August | 2018 | Brian's Geek Blog

At my day job I am working on some natural language processing and need to generate a list of place names so I can further train the excellent spacy library. I previously imported the full Planet OSM so went there to pull a list of places. However, the place names in OSM are typically in the language of the person who did the collection, so they can be anything from English to Arabic. I stored the OSM data using imposm3 and included a PostgreSQL hstore column to store all of the user tags so we would not lose any data. I did a search for all tags that had values like name and en in them and exported those keys and values to several CSV files based on the points, lines, and polygons tables. I thought I would write a quick post to show how easy it can be to manipulate data outside of traditional spreadsheet software.
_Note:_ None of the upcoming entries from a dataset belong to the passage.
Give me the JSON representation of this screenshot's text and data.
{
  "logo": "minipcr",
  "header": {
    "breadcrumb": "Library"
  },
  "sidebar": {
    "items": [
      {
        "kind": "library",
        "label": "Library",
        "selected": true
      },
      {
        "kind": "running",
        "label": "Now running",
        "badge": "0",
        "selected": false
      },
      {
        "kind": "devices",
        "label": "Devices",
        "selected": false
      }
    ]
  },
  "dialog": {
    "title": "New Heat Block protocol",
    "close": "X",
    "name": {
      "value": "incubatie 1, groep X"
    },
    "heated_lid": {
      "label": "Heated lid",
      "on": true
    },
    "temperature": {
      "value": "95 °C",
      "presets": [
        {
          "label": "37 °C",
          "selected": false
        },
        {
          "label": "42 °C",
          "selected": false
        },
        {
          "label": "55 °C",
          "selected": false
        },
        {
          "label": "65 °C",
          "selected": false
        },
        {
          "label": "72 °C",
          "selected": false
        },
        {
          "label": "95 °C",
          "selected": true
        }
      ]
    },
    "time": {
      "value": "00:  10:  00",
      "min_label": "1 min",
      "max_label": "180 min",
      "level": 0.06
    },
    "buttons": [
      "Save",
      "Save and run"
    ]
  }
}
The next thing I needed to do was some data reduction, so I went to my go-to library of Pandas. If you have been living under a rock and have not heard of it, Pandas is an exceptional data processing library that allows you to easily manipulate data from Python. In this case, I knew some of my data rows were empty and that I would have duplicates due to how things get named in OSM. Pandas makes cleaning data incredibly easy in this case.
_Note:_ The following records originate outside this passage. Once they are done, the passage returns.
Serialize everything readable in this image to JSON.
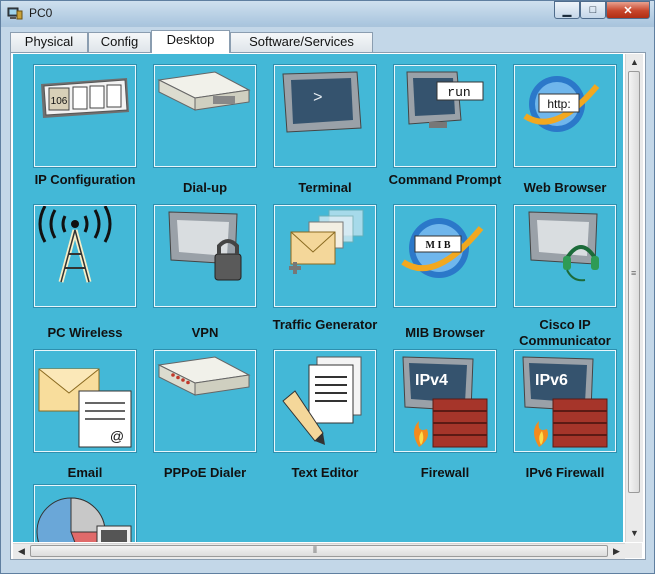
{
  "window": {
    "title": "PC0",
    "icon": "pc-app-icon"
  },
  "caption_buttons": {
    "minimize": "▁",
    "maximize": "□",
    "close": "✕"
  },
  "tabs": [
    {
      "label": "Physical",
      "active": false
    },
    {
      "label": "Config",
      "active": false
    },
    {
      "label": "Desktop",
      "active": true
    },
    {
      "label": "Software/Services",
      "active": false
    }
  ],
  "apps": [
    {
      "label": "IP Configuration",
      "icon": "ip-configuration-icon",
      "badge": "106"
    },
    {
      "label": "Dial-up",
      "icon": "dial-up-modem-icon"
    },
    {
      "label": "Terminal",
      "icon": "terminal-icon",
      "badge": ">"
    },
    {
      "label": "Command Prompt",
      "icon": "command-prompt-icon",
      "badge": "run"
    },
    {
      "label": "Web Browser",
      "icon": "web-browser-icon",
      "badge": "http:"
    },
    {
      "label": "PC Wireless",
      "icon": "wireless-tower-icon"
    },
    {
      "label": "VPN",
      "icon": "vpn-lock-icon"
    },
    {
      "label": "Traffic Generator",
      "icon": "traffic-generator-icon"
    },
    {
      "label": "MIB Browser",
      "icon": "mib-browser-icon",
      "badge": "M I B"
    },
    {
      "label": "Cisco IP Communicator",
      "icon": "ip-communicator-headset-icon"
    },
    {
      "label": "Email",
      "icon": "email-icon",
      "badge": "@"
    },
    {
      "label": "PPPoE Dialer",
      "icon": "pppoe-dialer-icon"
    },
    {
      "label": "Text Editor",
      "icon": "text-editor-icon"
    },
    {
      "label": "Firewall",
      "icon": "firewall-icon",
      "badge": "IPv4"
    },
    {
      "label": "IPv6 Firewall",
      "icon": "ipv6-firewall-icon",
      "badge": "IPv6"
    },
    {
      "label": "",
      "icon": "pie-chart-app-icon"
    }
  ],
  "colors": {
    "desktop_bg": "#43b8d7",
    "tile_border": "#e9f6fb"
  }
}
First I needed to load the files into Pandas to being cleaning things up. My personal preference for a Python interpreter is ipython/jupyter in a console window. To do this I ran ipython and then imported Pandas by doing the following:

In [1]: import pandas as pd

Next I needed to load up the CSV into Pandas to start manipulating the data.
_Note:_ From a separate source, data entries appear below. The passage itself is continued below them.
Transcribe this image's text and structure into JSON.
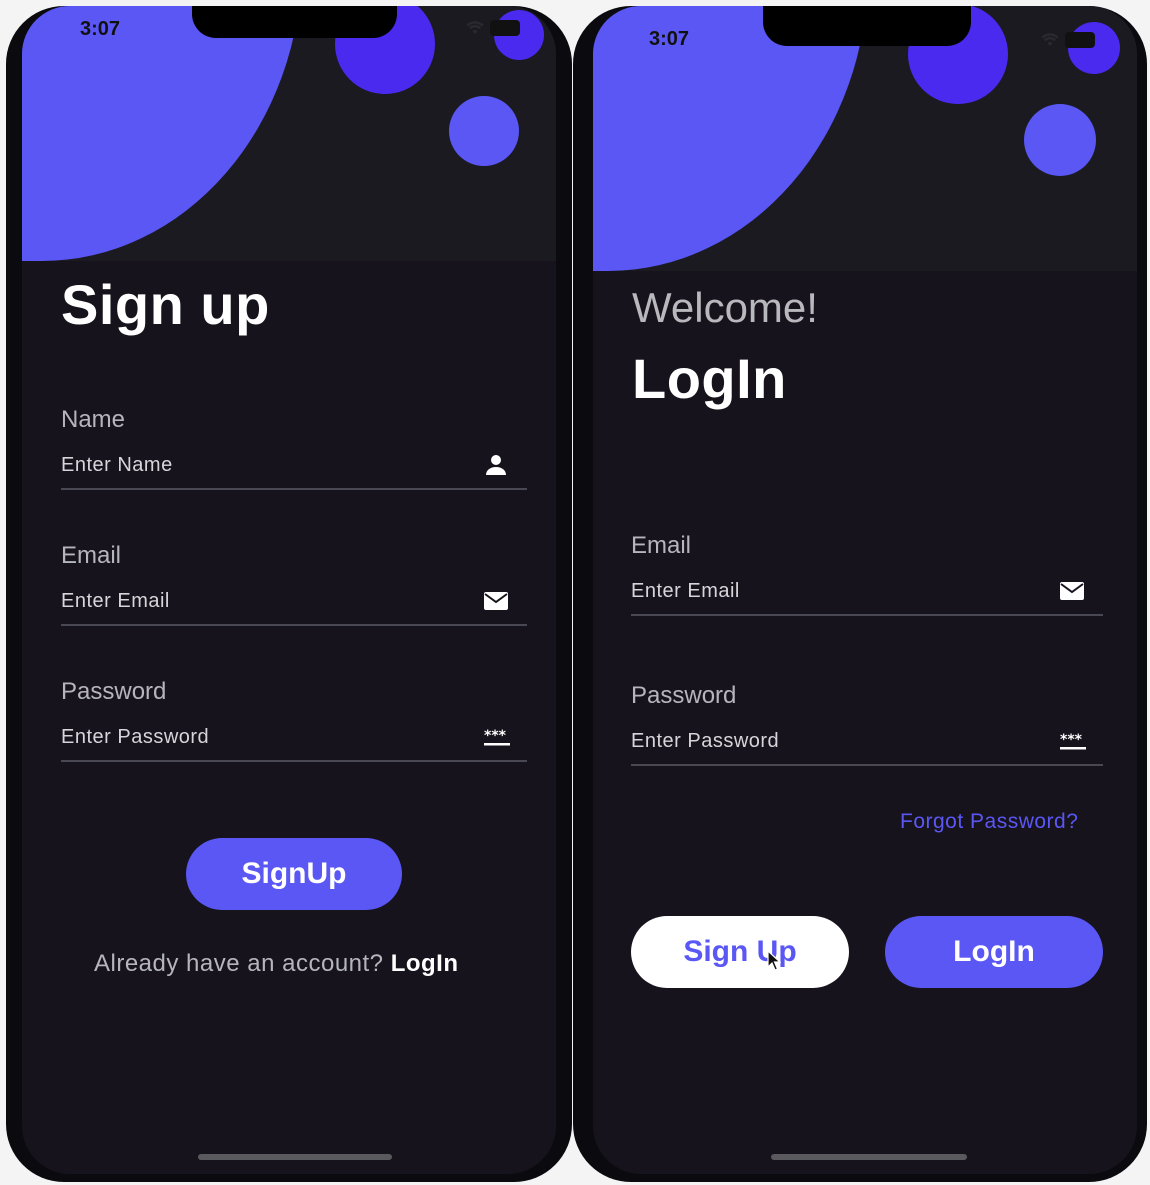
{
  "status_bar": {
    "time": "3:07"
  },
  "signup_screen": {
    "title": "Sign up",
    "fields": [
      {
        "label": "Name",
        "placeholder": "Enter Name",
        "icon": "person-icon"
      },
      {
        "label": "Email",
        "placeholder": "Enter Email",
        "icon": "mail-icon"
      },
      {
        "label": "Password",
        "placeholder": "Enter Password",
        "icon": "password-icon"
      }
    ],
    "submit_label": "SignUp",
    "footer_prompt": "Already have an account?",
    "footer_link": "LogIn"
  },
  "login_screen": {
    "greeting": "Welcome!",
    "title": "LogIn",
    "fields": [
      {
        "label": "Email",
        "placeholder": "Enter Email",
        "icon": "mail-icon"
      },
      {
        "label": "Password",
        "placeholder": "Enter Password",
        "icon": "password-icon"
      }
    ],
    "forgot_label": "Forgot Password?",
    "signup_label": "Sign Up",
    "login_label": "LogIn"
  },
  "colors": {
    "accent": "#5a57f5",
    "accent_dark": "#4b2af0",
    "background": "#16131c",
    "header_background": "#1a1a20",
    "text_primary": "#ffffff",
    "text_muted": "#b5b5bb"
  }
}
In [2]: df = pd.read_csv('osm_place_lines.csv', low_memory=False)

At this point, I could examine how many columns and rows I have by running:

In [3]: df.shape
Out[3]: (611092, 20)

Here we can see that I have 611,092 rows and 20 columns. My original query pulled a lot of columns because I wanted to try to capture as many pre-translated English names as I could. To see what all of the column names are, I just had to run:

In [10]: df.columns
Out[10]: 
Index(['name', 'alt_name_1_en', 'alt_name_en', 'alt_name_en_2',
       'alt_name_en_3', 'alt_name_en_translation', 'en_name',
       'gns_n_eng_full_name', 'name_en', 'name_ena', 'name_en1', 'name_en2',
       'name_en3', 'name_en4', 'name_en5', 'name_en6', 'nam_en', 'nat_name_en',
       'official_name_en', 'place_name_en'],
      dtype='object')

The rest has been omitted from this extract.